Auf welchen der Vorträge auf der Veranstaltung sind Sie besonders gespannt?

Ich freue mich unter anderem besonders auf den Vortrag „Digitallotsen, Chatbots und KI in der Smart City Heidelberg“ von Dr. Philipp Lechleiter, Abteilungsleiter bei der Stadt Heidelberg. Um ein Extrembeispiel für den Einsatz solcher Technologie zu nennen: Viele Menschen, die am Wochenende die Notaufnahme eines Krankenhauses aufsuchen, gehören dort gar nicht hin. Dennoch muss dies für jeden zunächst festgestellt werden, zum Nachteil derer, die wirklich in einer Notlage sind. Hier könnten Chatbots und KI eine große Unterstützung und damit Zeitersparnis bringen. Das klingt erstmal unheimlich, ist es aber bei näherer Betrachtung nicht. Und die schlichte Notwendigkeit wird uns früher oder später dazu zwingen.

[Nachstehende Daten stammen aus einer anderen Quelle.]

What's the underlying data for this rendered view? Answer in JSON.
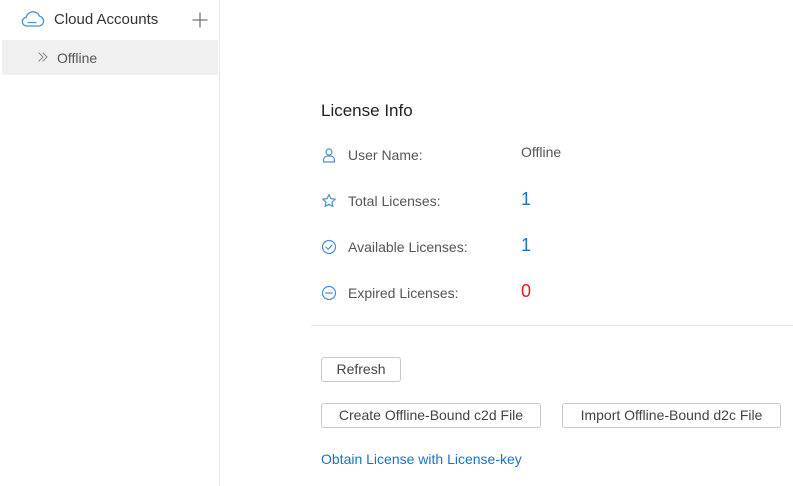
{
  "sidebar": {
    "title": "Cloud Accounts",
    "add_icon": "plus-icon",
    "cloud_icon": "cloud-icon",
    "items": [
      {
        "label": "Offline",
        "icon": "double-chevron-right-icon",
        "selected": true
      }
    ]
  },
  "license": {
    "title": "License Info",
    "rows": [
      {
        "icon": "user-icon",
        "label": "User Name:",
        "value": "Offline"
      },
      {
        "icon": "star-icon",
        "label": "Total Licenses:",
        "value": "1",
        "color": "#1a73c8"
      },
      {
        "icon": "check-circle-icon",
        "label": "Available Licenses:",
        "value": "1",
        "color": "#1a73c8"
      },
      {
        "icon": "minus-circle-icon",
        "label": "Expired Licenses:",
        "value": "0",
        "color": "#e02020"
      }
    ]
  },
  "actions": {
    "refresh_label": "Refresh",
    "create_label": "Create Offline-Bound c2d File",
    "import_label": "Import Offline-Bound d2c File",
    "obtain_link": "Obtain License with License-key"
  },
  "colors": {
    "accent": "#1a73c8",
    "icon": "#4a90d9",
    "danger": "#e02020",
    "selected_bg": "#f0f0f0"
  }
}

Die Fragen stellte Stefanie Hüthig schriftlich.


Marco Junk ist Geschäftsführer und Gründer des Deutschen Vergabenetzwerks (DVNW) und Leiter Regierungsbeziehungen beim IT-Unternehmen Eviden, das zur Atos-Gruppe gehört. Das DVNW ist Plattform zum Wissensaustausch im öffentlichen Auftragswesen und hat nach eigenen Angaben rund 12.000 Mitglieder.